Elle est arrivée quarante minutes plus tard, le coffre de sa voiture rempli de cartons aplatis et de scotch de déménagement, encore en pyjama avec un manteau jeté par-dessus. On n’a pas beaucoup parlé au début. Elle m’a aidé à mettre en boîte les vêtements de Chloé.

Ses affaires de salle de bain qui avaient envahi deux étagères entières. Ces livres qu’elle ne lisait jamais vraiment. La collection ridicule de bougies parfumées qu’elle achetait constamment sans jamais les brûler. On a travaillé méthodiquement, pièce par pièce.

« Tu veux me dire ce qui s’est passé ? » a demandé Sophie en scotchant un carton de chaussures. « Elle a passé la nuit chez Lucas. »

Sophie s’est arrêtée net.

« Son ex ? Lucas ? Celui-là ? Tu es sûr ?

»

Je lui ai montré la localisation. Elle l’a fixée, puis m’a regardé. « Je suis désolée. — Ne le sois pas.

Je ne le suis pas. »

Le serrurier est arrivé à onze heures quarante-cinq. Un type efficace qui n’a pas posé de questions et a fait le travail en quarante-cinq minutes. Nouveau verrou, nouvelle poignée, trois clés.

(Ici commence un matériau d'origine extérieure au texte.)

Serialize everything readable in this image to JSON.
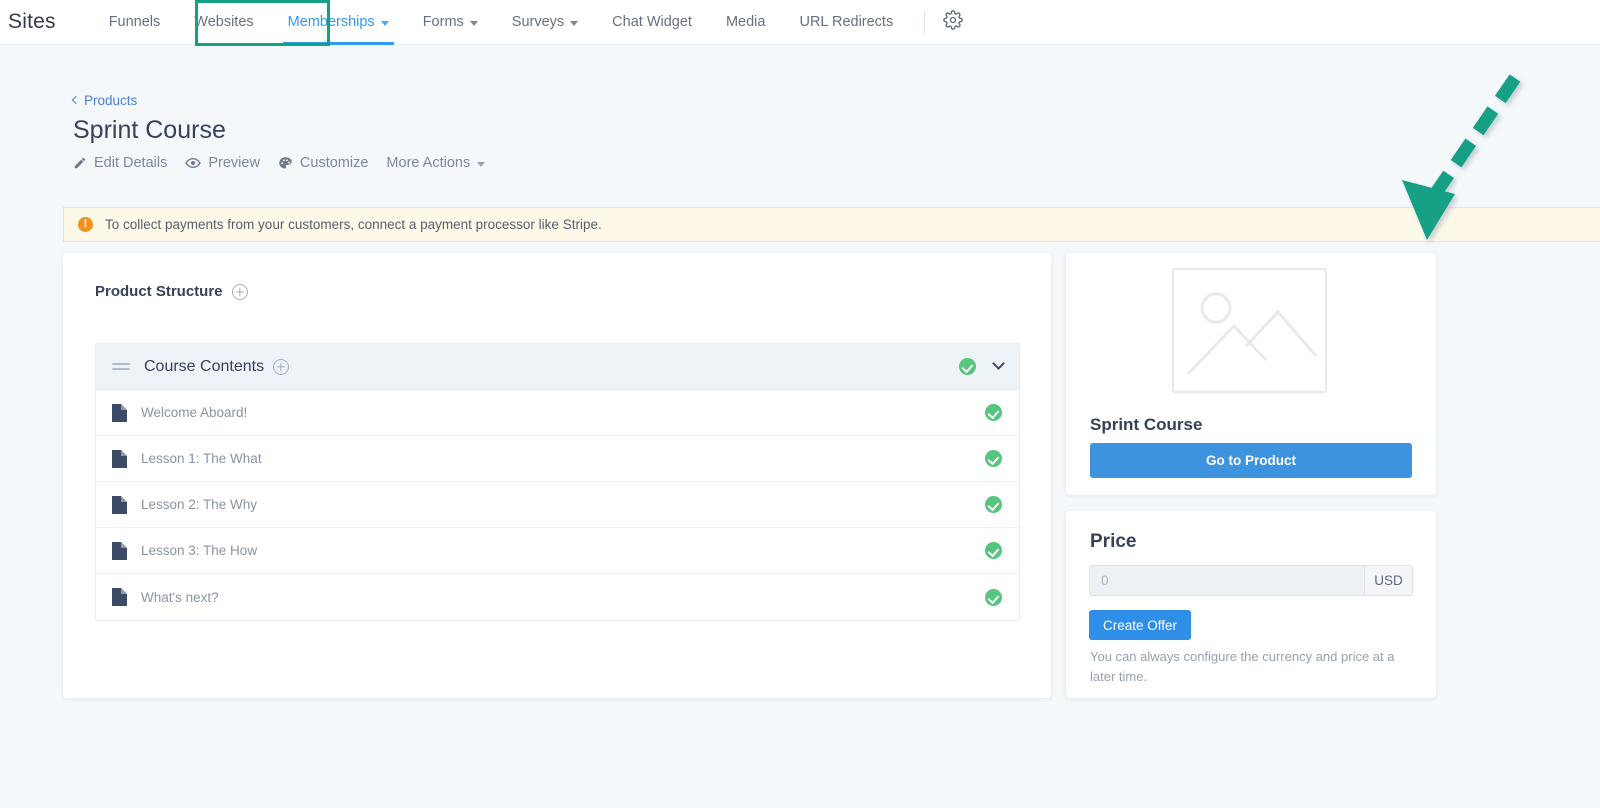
{
  "nav": {
    "brand": "Sites",
    "items": [
      {
        "label": "Funnels",
        "has_caret": false,
        "active": false
      },
      {
        "label": "Websites",
        "has_caret": false,
        "active": false
      },
      {
        "label": "Memberships",
        "has_caret": true,
        "active": true
      },
      {
        "label": "Forms",
        "has_caret": true,
        "active": false
      },
      {
        "label": "Surveys",
        "has_caret": true,
        "active": false
      },
      {
        "label": "Chat Widget",
        "has_caret": false,
        "active": false
      },
      {
        "label": "Media",
        "has_caret": false,
        "active": false
      },
      {
        "label": "URL Redirects",
        "has_caret": false,
        "active": false
      }
    ],
    "settings_icon": "gear-icon",
    "highlight_color": "#13a085",
    "active_color": "#2e9bf0"
  },
  "header": {
    "breadcrumb": "Products",
    "title": "Sprint Course",
    "actions": [
      {
        "label": "Edit Details",
        "icon": "pencil-icon"
      },
      {
        "label": "Preview",
        "icon": "eye-icon"
      },
      {
        "label": "Customize",
        "icon": "palette-icon"
      },
      {
        "label": "More Actions",
        "icon": "chevron-down-icon"
      }
    ]
  },
  "banner": {
    "icon": "exclamation-icon",
    "text": "To collect payments from your customers, connect a payment processor like Stripe.",
    "background": "#fdf8e7",
    "icon_color": "#f0921f"
  },
  "product_structure": {
    "title": "Product Structure",
    "add_icon": "plus-circle-icon",
    "section": {
      "title": "Course Contents",
      "add_icon": "plus-circle-icon",
      "drag_icon": "drag-handle-icon",
      "status_icon": "check-circle-icon",
      "collapse_icon": "chevron-down-icon"
    },
    "lessons": [
      {
        "label": "Welcome Aboard!",
        "icon": "document-icon",
        "status": "check-circle-icon"
      },
      {
        "label": "Lesson 1: The What",
        "icon": "document-icon",
        "status": "check-circle-icon"
      },
      {
        "label": "Lesson 2: The Why",
        "icon": "document-icon",
        "status": "check-circle-icon"
      },
      {
        "label": "Lesson 3: The How",
        "icon": "document-icon",
        "status": "check-circle-icon"
      },
      {
        "label": "What's next?",
        "icon": "document-icon",
        "status": "check-circle-icon"
      }
    ]
  },
  "product_card": {
    "thumbnail_icon": "image-placeholder-icon",
    "name": "Sprint Course",
    "button_label": "Go to Product",
    "button_color": "#3d93dd"
  },
  "price_card": {
    "title": "Price",
    "input_placeholder": "0",
    "input_value": "",
    "currency": "USD",
    "button_label": "Create Offer",
    "button_color": "#2f8ee8",
    "note": "You can always configure the currency and price at a later time."
  },
  "annotation": {
    "type": "dashed-arrow",
    "color": "#12a085",
    "points_to": "warning-banner"
  }
}
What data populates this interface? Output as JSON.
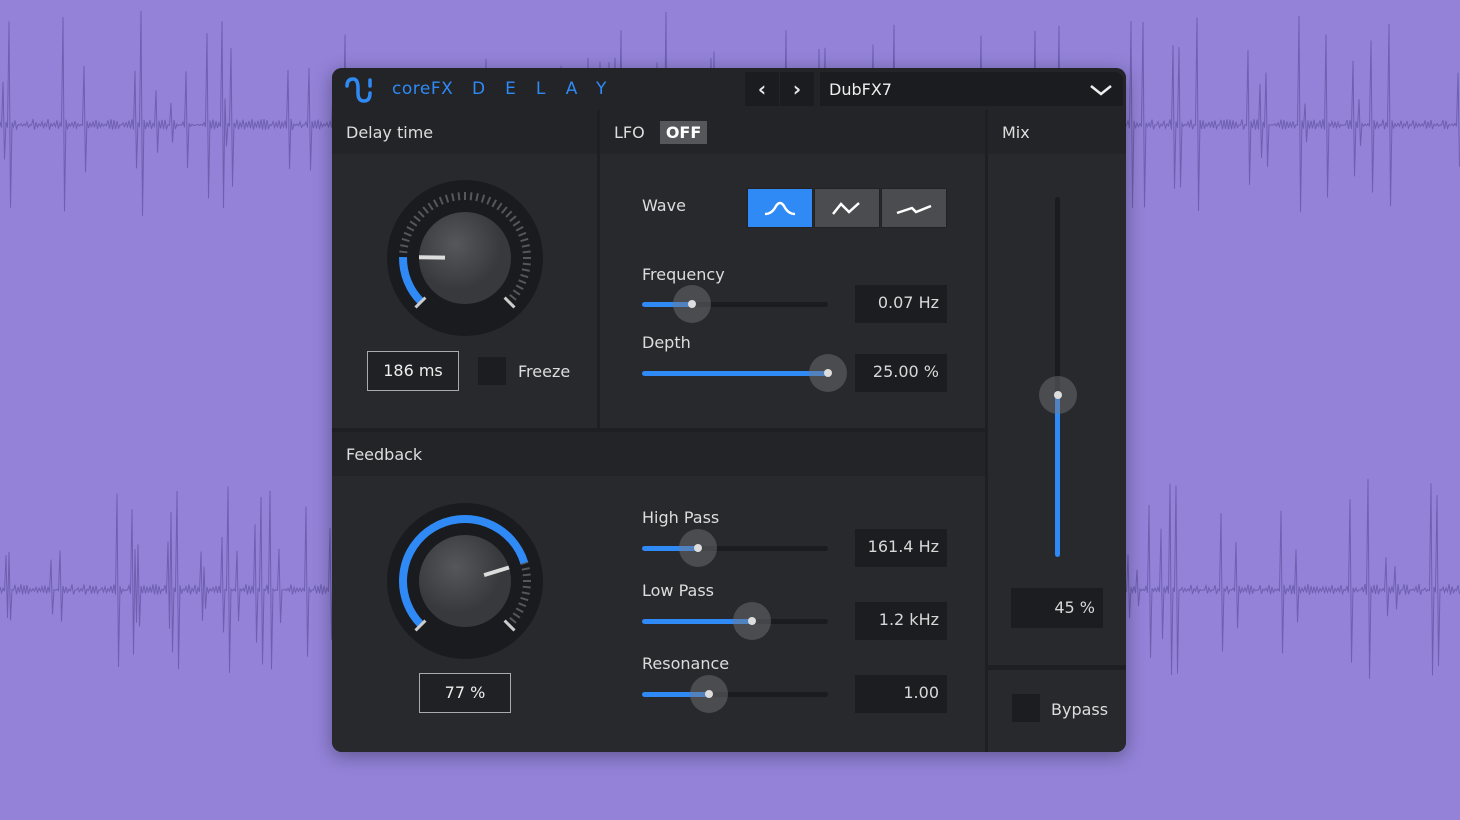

À midi et demi, on avait tout empilé proprement dans le salon. Sophie a pris du recul pour observer notre travail. « Tu le fais vraiment ? — Je le fais vraiment.

— Tu veux que je reste ? — Non. Je dois faire cette partie seul. »

Elle m’a serré fort dans ses bras.

« Appelle-moi après. — D’accord. Promis. »

Sophie a appelé vers dix-sept heures, après le départ de Chloé.

« Comment ça s’est passé ? — Elle est partie. — Tu vas bien ? — Ouais.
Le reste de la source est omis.